Visita istituzionale
Ha spento 105 candeline Osvaldo Cena, il cittadino più longevo non solo della sua Crescentino ma dell’intera provincia di Vercelli. Un traguardo straordinario festeggiato lo scorso 3 settembre, circondato dall’affetto della sua famiglia, e che nei giorni scorsi ha visto anche la visita del sindaco della città Vittorio Ferrero e dell’assessore Antonella Dassano.
L’incontro con il sindaco
Lunedì 14 settembre, infatti, il primo cittadino, accompagnato dall’assessore, è andato a trovare Osvaldo per portargli gli auguri dell’Amministrazione comunale e di tutta la comunità crescentinese. Un incontro particolarmente significativo, durante il quale Osvaldo ha accolto i suoi ospiti con la consueta lucidità e il buonumore che lo contraddistinguono.
Memoria della comunità
«Mi ha subito riconosciuto e abbiamo trascorso insieme un momento davvero piacevole, ascoltando i suoi ricordi, i suoi racconti e anche i suoi preziosi consigli», ha raccontato il sindaco, sottolineando il valore di un incontro con una persona che rappresenta una vera memoria vivente della comunità.

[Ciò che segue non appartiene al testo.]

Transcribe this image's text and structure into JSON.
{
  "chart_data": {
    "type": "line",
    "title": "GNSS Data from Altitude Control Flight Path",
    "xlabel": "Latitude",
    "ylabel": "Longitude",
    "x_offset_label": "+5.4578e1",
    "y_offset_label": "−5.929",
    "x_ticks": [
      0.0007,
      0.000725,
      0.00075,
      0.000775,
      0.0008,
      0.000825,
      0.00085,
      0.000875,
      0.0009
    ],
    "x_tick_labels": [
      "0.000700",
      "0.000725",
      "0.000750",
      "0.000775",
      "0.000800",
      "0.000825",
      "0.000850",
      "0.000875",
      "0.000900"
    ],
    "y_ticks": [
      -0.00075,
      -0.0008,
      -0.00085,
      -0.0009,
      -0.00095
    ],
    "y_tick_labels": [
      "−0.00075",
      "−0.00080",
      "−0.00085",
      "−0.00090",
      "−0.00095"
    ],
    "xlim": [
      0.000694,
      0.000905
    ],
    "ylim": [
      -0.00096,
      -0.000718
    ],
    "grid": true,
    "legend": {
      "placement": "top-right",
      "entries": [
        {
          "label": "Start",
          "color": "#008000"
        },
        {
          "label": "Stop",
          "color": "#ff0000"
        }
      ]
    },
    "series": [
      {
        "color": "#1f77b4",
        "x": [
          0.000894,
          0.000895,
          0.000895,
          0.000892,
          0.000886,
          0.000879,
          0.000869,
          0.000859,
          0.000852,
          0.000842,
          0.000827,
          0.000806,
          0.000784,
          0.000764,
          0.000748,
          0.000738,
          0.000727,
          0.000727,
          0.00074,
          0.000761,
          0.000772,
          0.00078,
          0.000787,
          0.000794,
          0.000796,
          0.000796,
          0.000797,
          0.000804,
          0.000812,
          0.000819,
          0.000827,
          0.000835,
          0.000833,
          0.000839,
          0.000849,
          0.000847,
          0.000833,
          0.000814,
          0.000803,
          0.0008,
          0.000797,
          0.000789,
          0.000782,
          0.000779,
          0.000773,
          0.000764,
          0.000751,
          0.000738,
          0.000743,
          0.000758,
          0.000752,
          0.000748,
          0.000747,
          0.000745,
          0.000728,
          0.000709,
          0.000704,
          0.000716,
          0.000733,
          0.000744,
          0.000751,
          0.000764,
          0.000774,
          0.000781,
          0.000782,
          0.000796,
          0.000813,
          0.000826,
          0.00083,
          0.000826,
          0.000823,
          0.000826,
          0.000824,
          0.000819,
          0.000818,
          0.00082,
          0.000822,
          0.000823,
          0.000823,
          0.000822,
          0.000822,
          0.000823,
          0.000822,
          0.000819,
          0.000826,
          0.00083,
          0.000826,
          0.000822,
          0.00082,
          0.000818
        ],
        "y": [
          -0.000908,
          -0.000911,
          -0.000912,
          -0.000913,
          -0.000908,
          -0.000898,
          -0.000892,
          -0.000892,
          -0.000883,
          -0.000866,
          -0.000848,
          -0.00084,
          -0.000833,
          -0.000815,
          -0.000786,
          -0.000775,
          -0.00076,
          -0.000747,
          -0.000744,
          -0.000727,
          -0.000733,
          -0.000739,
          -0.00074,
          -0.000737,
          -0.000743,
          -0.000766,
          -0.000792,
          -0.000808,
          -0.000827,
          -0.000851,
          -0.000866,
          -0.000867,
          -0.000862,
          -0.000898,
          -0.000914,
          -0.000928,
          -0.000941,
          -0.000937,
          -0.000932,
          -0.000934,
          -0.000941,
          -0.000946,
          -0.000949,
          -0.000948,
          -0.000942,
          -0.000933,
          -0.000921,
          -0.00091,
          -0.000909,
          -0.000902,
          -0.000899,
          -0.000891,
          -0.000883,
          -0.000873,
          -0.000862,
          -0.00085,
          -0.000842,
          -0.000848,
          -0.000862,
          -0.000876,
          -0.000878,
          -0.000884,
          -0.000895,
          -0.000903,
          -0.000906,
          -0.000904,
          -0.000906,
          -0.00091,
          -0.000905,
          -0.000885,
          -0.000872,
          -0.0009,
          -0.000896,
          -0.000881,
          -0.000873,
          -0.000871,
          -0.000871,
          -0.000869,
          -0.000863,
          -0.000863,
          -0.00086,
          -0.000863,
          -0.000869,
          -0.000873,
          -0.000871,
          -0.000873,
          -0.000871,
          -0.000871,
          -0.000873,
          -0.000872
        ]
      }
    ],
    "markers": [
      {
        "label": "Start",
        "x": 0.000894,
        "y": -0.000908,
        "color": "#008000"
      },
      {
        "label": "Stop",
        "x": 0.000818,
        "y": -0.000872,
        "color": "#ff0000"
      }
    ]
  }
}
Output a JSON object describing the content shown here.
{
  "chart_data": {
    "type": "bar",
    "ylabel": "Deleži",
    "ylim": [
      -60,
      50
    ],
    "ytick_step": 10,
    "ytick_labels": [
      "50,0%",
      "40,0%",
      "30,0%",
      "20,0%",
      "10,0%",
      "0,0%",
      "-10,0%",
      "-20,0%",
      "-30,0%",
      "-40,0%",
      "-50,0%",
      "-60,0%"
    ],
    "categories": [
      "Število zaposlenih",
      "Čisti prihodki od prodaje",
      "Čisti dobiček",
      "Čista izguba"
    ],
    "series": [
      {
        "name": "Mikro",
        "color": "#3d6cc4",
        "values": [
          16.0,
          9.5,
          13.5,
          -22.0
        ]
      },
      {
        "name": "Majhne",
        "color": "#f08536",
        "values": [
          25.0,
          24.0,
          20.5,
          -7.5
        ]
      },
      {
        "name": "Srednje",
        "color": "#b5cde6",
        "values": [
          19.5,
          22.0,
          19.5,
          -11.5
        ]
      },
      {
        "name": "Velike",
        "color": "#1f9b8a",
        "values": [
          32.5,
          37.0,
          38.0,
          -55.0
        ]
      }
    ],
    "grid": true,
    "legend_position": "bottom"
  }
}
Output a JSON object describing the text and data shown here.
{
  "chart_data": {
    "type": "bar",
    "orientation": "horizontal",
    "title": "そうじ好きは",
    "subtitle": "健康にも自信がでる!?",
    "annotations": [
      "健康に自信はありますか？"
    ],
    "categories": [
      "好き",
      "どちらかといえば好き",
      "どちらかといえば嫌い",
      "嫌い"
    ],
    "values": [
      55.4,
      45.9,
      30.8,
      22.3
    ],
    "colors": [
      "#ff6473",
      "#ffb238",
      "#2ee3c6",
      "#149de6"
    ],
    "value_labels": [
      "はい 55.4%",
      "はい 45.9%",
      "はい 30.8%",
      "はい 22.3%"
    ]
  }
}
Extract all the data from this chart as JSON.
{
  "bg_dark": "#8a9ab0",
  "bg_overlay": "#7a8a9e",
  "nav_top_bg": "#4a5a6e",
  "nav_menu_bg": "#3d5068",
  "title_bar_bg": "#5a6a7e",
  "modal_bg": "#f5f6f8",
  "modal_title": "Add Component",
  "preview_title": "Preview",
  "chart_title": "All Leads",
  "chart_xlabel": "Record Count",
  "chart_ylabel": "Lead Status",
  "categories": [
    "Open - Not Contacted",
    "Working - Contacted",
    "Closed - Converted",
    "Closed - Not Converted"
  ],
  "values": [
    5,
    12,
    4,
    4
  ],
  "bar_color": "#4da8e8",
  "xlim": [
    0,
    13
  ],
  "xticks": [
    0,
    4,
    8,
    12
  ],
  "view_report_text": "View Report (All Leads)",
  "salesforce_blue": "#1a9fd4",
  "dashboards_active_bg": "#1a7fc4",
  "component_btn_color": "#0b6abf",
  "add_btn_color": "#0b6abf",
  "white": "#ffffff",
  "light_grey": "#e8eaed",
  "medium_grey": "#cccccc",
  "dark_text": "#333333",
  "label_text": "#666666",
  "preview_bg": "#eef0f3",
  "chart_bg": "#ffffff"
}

Osvaldo Cena è nato il 3 settembre 1921 e nel corso della sua lunga vita ha attraversato alcuni dei momenti più importanti e drammatici della storia del Novecento. Da giovane ha vissuto gli anni della Seconda guerra mondiale, un’esperienza che ha segnato profondamente la sua esistenza e che, negli anni, ha scelto di raccontare attraverso numerosi quaderni autobiografici.
Contadino per tutta la vita, ha sempre mantenuto un forte legame con la terra e con il lavoro nei campi, un’attività ereditata dalla famiglia e svolta con passione. Accanto al lavoro, non sono mai venute meno le sue grandi passioni per la lettura e la scrittura. Nei suoi manoscritti ha raccolto ricordi della guerra, episodi della vita contadina e riflessioni sui grandi cambiamenti avvenuti nel corso dei decenni.
I ricordi dei 100 anni
Già in occasione dei 100 anni aveva raccontato quanto fosse cambiato il mondo intorno a lui, dai ritmi della vita quotidiana alla tecnologia, fino al clima e alle abitudini delle persone. «Una volta i ritmi erano lenti, tranquilli, si aveva tempo di fare due chiacchiere senza guardare l’orologio», aveva ricordato.
L’affetto dei nipoti
A 105 anni Osvaldo continua dunque a guardare avanti, con quello stesso spirito che lo ha accompagnato per oltre un secolo. A prendersi cura di lui e a fargli compagnia ci sono i tanti nipoti, che non gli fanno mai mancare la loro presenza.
Sempre sulla breccia
E anche questa volta non è mancato il suo immancabile buonumore. Al momento dei saluti, infatti, Osvaldo ha lasciato ai suoi ospiti una promessa e, insieme, una battuta che racchiude perfettamente il suo spirito: «Ci vediamo per i 106… e sempre sulla breccia!».
Un appuntamento, dunque, già fissato. Perché 105 anni sono un traguardo straordinario, ma per Osvaldo Cena sembra essere soltanto un’altra tappa di un viaggio ancora tutto da vivere.